About IsItNerfed

We test LLMs and AI coding agents to track whether they get worse over time. We use community voting and automated coding benchmarks to measure performance.

Vibe Check

Users vote on whether models feel “Smarter”, “Same”, or “Nerfed” compared to their usual experience. We track votes for AI coding agents and LLMs over time to show how the community feels about model quality.

IsItNerfed Dataset

A private set of coding challenges at easy, medium, and hard difficulty levels. Problems cover algorithms, data structures, dynamic programming, graphs, math, and more. Similar to public benchmarks like HumanEval, APPS, and LiveCodeBench, but kept private to prevent data contamination in model training.

Problems use multiple modalities.

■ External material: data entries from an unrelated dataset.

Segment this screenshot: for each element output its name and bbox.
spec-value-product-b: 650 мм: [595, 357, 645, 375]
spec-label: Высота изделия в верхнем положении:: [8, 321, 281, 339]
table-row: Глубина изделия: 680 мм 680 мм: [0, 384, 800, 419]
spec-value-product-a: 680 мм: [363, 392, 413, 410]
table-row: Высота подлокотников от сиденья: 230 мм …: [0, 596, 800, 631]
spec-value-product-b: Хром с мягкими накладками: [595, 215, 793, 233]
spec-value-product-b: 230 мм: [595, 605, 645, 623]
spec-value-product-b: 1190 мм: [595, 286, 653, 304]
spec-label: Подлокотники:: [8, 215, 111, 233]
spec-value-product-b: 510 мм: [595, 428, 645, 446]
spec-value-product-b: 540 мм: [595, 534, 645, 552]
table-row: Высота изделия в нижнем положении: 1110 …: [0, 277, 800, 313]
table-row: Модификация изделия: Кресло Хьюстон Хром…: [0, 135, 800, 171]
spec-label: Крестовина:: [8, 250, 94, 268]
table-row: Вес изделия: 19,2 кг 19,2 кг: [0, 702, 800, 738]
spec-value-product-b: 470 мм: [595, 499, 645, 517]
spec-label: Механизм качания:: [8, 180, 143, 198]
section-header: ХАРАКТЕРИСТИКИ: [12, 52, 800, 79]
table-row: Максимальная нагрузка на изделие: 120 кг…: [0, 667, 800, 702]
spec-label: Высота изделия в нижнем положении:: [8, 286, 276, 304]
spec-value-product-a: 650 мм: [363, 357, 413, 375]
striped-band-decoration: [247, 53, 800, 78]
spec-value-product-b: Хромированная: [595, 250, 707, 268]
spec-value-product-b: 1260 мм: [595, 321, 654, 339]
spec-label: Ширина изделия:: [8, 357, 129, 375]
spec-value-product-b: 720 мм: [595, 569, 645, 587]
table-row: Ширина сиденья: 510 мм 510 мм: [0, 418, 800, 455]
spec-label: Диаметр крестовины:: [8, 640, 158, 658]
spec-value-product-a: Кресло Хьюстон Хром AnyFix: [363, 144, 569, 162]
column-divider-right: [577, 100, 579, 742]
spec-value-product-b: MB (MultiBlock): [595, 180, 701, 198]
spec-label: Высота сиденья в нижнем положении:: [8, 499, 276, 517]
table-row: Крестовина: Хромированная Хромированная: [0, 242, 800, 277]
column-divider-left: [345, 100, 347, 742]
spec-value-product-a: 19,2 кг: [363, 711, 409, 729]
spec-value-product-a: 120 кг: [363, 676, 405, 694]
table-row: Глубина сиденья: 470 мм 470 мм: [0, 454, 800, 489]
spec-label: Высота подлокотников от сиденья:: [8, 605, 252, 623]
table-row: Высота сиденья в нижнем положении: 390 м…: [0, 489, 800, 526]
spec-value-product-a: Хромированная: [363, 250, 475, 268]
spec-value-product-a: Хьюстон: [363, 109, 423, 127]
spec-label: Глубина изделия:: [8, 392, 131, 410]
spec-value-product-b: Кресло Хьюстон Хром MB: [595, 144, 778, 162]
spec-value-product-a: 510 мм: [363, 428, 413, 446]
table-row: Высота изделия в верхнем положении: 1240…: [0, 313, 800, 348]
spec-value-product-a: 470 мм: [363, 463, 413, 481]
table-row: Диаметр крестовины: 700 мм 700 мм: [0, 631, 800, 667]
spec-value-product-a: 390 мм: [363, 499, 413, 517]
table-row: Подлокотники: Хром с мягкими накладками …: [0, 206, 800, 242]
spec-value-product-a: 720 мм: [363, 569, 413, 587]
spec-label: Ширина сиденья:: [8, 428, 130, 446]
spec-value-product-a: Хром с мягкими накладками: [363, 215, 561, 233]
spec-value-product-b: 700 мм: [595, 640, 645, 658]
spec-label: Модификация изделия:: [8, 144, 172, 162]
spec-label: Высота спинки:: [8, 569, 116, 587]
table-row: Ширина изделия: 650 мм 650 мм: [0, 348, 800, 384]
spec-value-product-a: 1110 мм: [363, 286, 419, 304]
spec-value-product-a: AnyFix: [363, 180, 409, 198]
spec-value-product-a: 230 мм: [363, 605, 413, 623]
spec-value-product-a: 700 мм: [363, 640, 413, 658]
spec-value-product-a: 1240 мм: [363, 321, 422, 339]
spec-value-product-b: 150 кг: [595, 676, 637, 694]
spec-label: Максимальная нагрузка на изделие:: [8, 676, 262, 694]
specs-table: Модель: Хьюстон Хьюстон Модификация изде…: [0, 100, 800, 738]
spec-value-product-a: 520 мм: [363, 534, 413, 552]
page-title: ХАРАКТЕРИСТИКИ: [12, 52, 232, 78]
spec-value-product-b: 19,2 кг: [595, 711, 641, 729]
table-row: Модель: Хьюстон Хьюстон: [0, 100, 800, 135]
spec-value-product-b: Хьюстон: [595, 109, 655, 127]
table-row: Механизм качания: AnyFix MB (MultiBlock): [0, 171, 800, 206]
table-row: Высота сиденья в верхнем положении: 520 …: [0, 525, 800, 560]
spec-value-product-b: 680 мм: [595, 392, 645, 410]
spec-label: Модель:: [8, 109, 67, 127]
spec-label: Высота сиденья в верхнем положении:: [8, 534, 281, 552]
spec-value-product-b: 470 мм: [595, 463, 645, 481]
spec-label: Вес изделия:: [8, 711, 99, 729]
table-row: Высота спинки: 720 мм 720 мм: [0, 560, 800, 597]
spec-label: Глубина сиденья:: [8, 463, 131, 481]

Models must produce correct solutions, which are validated against unit tests.

Aider Polyglot Benchmark

We run a subset of the Aider Polyglot benchmark, a public benchmark that tests LLMs and AI coding agents on Exercism coding exercises across multiple programming languages. Models solve these exercises through the Aider framework in isolated containers.

We run a focused subset of the full polyglot benchmark: Python only, covering all 34 Python Exercism exercises (the full benchmark includes 225 exercises across 6 languages), single-threaded with one attempt per test case.

How to Read the Charts

Charts show a success rate for each model over time. Higher is better — 85% means the model solved 85 out of 100 test cases.

You can change the time range from 2 days to 60 days. The SMA (Simple Moving Average) smooths out daily changes to show the overall trend.